Objective: Determine if certain Pokémon types have specific advantages in terms of statistics (such as HP, Attack, Defense, etc.).

Analysis: Perform average and distribution analysis of each statistic for each Pokémon type and compare across types.

Introduction:
Now we will analyze if certain Pokémon types have consistent advantages in their statistics. By examining the average statistics for each type, we can identify which types perform best in various categories.

In [None]:
# Define the numeric columns
numeric_columns = ['HP', 'Attack', 'Defense', 'Sp. Atk', 'Sp. Def', 'Speed', 'Total']

# Group by Type 1 and calculate the mean of each numeric statistic
type_stats = df.groupby('Type 1')[numeric_columns].mean().reset_index()

# Melt the DataFrame to make it suitable for a radar chart
type_stats_melted = type_stats.melt(id_vars=['Type 1'], value_vars=numeric_columns, var_name='Stat', value_name='Average')

# Create an interactive bar chart using Plotly
fig = px.bar(type_stats_melted, x='Stat', y='Average', color='Type 1', barmode='group',
             title='Average Stats for Each Pokémon Type', labels={'Average':'Average Value', 'Stat':'Stat'})

# Show the interactive plot
fig.show()

####Visualization:
The above chart illustrates the average statistics for each Pokémon type. From this, we can see which types have strengths in specific stats. For example, the 'Dragon' type tends to have high average total stats, indicating it is one of the stronger types.
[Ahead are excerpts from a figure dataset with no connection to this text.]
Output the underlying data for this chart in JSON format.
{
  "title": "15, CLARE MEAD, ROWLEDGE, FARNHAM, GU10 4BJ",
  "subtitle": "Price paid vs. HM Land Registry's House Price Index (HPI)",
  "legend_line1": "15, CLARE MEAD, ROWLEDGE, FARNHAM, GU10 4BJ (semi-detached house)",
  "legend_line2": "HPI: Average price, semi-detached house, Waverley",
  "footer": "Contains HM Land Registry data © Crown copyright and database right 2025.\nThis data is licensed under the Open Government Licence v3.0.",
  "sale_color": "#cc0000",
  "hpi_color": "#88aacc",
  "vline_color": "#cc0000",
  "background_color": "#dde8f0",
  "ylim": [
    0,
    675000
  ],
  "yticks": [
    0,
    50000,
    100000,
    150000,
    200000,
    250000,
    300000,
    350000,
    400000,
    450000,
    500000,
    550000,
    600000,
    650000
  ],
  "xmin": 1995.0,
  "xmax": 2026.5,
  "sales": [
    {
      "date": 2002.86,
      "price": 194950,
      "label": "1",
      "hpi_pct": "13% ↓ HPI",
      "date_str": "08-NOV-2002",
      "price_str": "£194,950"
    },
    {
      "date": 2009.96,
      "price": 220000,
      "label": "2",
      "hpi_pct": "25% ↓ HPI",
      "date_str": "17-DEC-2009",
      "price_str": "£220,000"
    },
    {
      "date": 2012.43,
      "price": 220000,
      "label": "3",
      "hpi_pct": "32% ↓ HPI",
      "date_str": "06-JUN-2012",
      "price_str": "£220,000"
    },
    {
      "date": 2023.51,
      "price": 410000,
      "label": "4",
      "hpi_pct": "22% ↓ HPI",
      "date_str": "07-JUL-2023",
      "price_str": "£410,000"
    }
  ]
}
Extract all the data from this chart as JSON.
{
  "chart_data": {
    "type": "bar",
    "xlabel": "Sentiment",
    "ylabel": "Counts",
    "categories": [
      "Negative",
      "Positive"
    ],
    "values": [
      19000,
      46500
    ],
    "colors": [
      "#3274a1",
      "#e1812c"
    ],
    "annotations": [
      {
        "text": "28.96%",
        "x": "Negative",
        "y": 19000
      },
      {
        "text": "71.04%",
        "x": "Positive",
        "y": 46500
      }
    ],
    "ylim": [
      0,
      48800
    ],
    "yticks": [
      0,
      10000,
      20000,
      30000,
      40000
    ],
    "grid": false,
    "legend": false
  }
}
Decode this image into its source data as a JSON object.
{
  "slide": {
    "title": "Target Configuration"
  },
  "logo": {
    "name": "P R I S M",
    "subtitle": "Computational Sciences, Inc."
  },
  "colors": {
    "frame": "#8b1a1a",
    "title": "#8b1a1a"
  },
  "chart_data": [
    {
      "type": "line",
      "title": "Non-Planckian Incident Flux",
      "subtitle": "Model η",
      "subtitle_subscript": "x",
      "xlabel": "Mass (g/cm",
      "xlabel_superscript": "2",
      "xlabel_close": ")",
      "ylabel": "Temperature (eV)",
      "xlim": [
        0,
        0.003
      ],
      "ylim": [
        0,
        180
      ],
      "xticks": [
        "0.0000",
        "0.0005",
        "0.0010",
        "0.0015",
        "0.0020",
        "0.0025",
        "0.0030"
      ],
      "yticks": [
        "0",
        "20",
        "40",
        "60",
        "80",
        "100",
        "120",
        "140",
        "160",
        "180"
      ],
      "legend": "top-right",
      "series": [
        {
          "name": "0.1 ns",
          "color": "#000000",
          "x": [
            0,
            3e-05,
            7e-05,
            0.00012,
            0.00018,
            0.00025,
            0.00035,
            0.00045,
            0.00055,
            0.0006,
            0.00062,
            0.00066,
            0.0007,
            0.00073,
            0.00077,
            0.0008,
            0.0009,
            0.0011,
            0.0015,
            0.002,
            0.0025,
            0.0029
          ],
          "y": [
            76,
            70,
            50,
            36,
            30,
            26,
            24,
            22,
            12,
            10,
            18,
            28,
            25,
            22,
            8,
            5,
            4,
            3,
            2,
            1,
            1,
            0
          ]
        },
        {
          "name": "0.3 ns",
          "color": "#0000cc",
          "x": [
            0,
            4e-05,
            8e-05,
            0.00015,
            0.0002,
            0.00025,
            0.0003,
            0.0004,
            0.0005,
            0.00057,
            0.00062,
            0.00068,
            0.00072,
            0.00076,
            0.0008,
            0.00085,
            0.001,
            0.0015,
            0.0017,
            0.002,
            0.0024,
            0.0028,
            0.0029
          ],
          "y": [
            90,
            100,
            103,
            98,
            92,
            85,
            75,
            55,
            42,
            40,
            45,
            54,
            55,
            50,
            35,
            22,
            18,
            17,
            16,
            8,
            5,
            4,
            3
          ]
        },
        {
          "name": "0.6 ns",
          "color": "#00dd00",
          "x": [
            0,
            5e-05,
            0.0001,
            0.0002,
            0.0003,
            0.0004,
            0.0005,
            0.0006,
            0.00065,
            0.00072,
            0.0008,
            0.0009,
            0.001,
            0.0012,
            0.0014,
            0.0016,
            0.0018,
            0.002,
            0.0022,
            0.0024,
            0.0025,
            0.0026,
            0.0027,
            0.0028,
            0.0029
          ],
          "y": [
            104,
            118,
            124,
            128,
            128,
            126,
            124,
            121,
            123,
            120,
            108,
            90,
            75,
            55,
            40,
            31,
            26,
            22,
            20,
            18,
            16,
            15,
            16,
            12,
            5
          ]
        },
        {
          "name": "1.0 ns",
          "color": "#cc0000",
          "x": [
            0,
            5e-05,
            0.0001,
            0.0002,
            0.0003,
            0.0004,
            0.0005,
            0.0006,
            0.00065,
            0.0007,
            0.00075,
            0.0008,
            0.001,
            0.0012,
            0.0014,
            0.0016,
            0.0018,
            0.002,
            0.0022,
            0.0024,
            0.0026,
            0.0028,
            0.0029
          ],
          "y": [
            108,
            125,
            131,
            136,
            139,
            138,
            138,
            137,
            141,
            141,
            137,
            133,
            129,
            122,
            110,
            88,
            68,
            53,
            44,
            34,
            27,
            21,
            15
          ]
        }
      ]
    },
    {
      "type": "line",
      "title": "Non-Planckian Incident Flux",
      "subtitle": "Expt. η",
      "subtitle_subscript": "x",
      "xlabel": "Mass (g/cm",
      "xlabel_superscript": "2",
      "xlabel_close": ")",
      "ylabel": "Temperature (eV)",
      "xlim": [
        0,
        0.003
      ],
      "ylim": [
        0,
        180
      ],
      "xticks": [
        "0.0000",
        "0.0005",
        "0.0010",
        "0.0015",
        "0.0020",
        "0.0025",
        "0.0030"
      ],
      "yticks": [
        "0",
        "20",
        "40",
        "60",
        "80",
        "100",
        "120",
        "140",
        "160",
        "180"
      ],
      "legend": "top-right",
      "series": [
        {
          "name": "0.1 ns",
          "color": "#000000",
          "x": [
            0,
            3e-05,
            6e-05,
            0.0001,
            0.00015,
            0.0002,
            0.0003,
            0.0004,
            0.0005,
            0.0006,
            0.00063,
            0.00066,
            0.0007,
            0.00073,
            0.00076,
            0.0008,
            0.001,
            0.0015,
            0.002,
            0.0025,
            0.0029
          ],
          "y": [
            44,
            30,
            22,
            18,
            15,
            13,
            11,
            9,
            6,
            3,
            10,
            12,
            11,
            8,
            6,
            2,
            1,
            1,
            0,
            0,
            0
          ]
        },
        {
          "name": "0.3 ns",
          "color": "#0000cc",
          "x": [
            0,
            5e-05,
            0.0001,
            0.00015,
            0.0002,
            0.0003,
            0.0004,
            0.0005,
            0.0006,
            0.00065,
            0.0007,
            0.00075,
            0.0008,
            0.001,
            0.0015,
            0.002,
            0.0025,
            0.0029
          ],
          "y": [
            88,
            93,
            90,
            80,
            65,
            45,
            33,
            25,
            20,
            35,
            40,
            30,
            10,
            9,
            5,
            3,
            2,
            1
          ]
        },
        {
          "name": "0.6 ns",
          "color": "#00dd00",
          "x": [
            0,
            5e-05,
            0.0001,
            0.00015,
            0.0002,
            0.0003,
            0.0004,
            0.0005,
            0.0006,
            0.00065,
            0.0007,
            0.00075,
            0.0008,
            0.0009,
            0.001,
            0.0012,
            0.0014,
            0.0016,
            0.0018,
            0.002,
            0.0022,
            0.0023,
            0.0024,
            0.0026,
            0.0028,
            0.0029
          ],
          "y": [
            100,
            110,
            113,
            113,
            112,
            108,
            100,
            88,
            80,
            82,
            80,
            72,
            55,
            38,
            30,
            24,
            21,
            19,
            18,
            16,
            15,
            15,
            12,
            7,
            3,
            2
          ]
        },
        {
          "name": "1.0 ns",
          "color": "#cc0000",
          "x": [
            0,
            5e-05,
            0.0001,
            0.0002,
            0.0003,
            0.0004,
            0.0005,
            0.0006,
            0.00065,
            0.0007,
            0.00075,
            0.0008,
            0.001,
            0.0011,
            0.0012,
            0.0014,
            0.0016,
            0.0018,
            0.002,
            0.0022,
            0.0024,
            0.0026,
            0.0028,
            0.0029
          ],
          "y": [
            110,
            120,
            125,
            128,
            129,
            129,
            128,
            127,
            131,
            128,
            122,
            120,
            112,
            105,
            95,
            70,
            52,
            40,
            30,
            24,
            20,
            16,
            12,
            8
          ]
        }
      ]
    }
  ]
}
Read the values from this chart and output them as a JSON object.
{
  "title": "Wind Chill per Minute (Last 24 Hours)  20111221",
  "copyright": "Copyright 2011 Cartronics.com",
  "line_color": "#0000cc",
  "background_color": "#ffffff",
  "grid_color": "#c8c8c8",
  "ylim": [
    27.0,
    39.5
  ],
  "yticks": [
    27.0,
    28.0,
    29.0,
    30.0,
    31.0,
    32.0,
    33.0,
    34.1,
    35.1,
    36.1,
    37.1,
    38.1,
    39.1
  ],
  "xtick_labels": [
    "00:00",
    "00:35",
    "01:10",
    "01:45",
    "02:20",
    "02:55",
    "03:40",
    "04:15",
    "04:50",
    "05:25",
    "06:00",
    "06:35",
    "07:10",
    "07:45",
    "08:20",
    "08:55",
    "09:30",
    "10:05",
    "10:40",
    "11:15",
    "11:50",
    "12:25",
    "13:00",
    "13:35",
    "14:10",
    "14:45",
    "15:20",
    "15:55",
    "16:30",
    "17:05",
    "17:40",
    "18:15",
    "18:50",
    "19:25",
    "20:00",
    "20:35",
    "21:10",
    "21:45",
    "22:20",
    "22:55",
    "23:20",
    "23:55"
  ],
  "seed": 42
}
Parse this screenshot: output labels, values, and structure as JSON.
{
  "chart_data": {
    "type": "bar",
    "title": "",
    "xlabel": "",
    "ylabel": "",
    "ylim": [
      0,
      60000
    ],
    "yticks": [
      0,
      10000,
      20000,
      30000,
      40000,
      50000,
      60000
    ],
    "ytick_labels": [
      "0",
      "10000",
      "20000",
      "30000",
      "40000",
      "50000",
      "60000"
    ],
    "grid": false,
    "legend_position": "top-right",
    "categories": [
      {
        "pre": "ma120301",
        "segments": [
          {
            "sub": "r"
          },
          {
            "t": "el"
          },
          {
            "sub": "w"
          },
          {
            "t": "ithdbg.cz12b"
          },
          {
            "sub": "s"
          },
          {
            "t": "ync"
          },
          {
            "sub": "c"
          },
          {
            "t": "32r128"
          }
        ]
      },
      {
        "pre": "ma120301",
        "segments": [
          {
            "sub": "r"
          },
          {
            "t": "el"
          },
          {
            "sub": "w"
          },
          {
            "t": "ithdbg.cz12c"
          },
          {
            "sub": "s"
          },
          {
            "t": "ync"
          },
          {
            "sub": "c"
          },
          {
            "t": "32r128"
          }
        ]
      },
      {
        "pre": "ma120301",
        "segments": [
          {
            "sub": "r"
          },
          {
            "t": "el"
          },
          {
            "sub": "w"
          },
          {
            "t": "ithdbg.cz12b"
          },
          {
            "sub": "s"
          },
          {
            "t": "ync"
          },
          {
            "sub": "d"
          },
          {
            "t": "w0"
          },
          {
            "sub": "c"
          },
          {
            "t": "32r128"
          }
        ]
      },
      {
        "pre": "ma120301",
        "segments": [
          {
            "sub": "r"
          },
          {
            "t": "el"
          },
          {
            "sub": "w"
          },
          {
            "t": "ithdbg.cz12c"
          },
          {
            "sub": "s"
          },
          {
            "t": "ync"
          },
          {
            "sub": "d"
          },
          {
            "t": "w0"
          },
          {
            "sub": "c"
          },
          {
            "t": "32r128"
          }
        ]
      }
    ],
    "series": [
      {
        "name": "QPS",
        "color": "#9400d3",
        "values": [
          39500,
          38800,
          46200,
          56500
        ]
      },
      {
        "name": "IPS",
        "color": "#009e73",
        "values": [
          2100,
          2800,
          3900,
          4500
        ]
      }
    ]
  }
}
##Analysis: Statistical Distribution by Pokémon Generation

Objective: Determine if newer generations of Pokémon show an increase in stats compared to earlier generations.

Analysis: Compare the average and distribution of total, HP, Attack, Defense, etc., stats across generations to identify trends over time.

Introduction:
Finally, we will examine how Pokémon stats have evolved across different generations. Are newer generations stronger than the previous ones? By analyzing the distribution of stats across generations, we can uncover any trends in Pokémon performance over time.

In [None]:
# Define the numeric columns
numeric_columns = ['HP', 'Attack', 'Defense', 'Sp. Atk', 'Sp. Def', 'Speed', 'Total']

# Group by Generation and calculate the mean of each statistic
generation_stats = df.groupby('Generation')[numeric_columns].mean().reset_index()

# Melt the DataFrame to make it suitable for a bar chart
generation_stats_melted = generation_stats.melt(id_vars=['Generation'], value_vars=numeric_columns, var_name='Stat', value_name='Average')

# Create an interactive bar chart using Plotly
fig = px.bar(generation_stats_melted, x='Generation', y='Average', color='Stat', barmode='group',
             title='Average Stats for Each Pokémon Generation', labels={'Average':'Average Value', 'Generation':'Generation'})

# Show the interactive plot
fig.show()



####Visualization:
The above bar chart displays the average stats for each Pokémon generation. From this data, we can observe any trends in increasing or decreasing performance across generations, where generation 4 is the generation with the highest total stats.

#Conclusion

1. Relationship Between Legendary Status and Total Performance:
* Legendary Pokémon generally have higher average total stats compared to non-legendary Pokémon, supporting the notion that they are stronger.

2. Stats Based on Pokémon Types:
* Certain types, such as 'Dragon,' show higher average stats, indicating their overall strength.

3. Stats Distribution Across Generations:
* The analysis of stats distribution across generations reveals trends in the evolution of Pokémon strength, providing insights into how Pokémon have developed over time. Notably, Generation 2 has the lowest average total stats at 428.3 points, while Generation 4 has the highest average total stats at 459 points.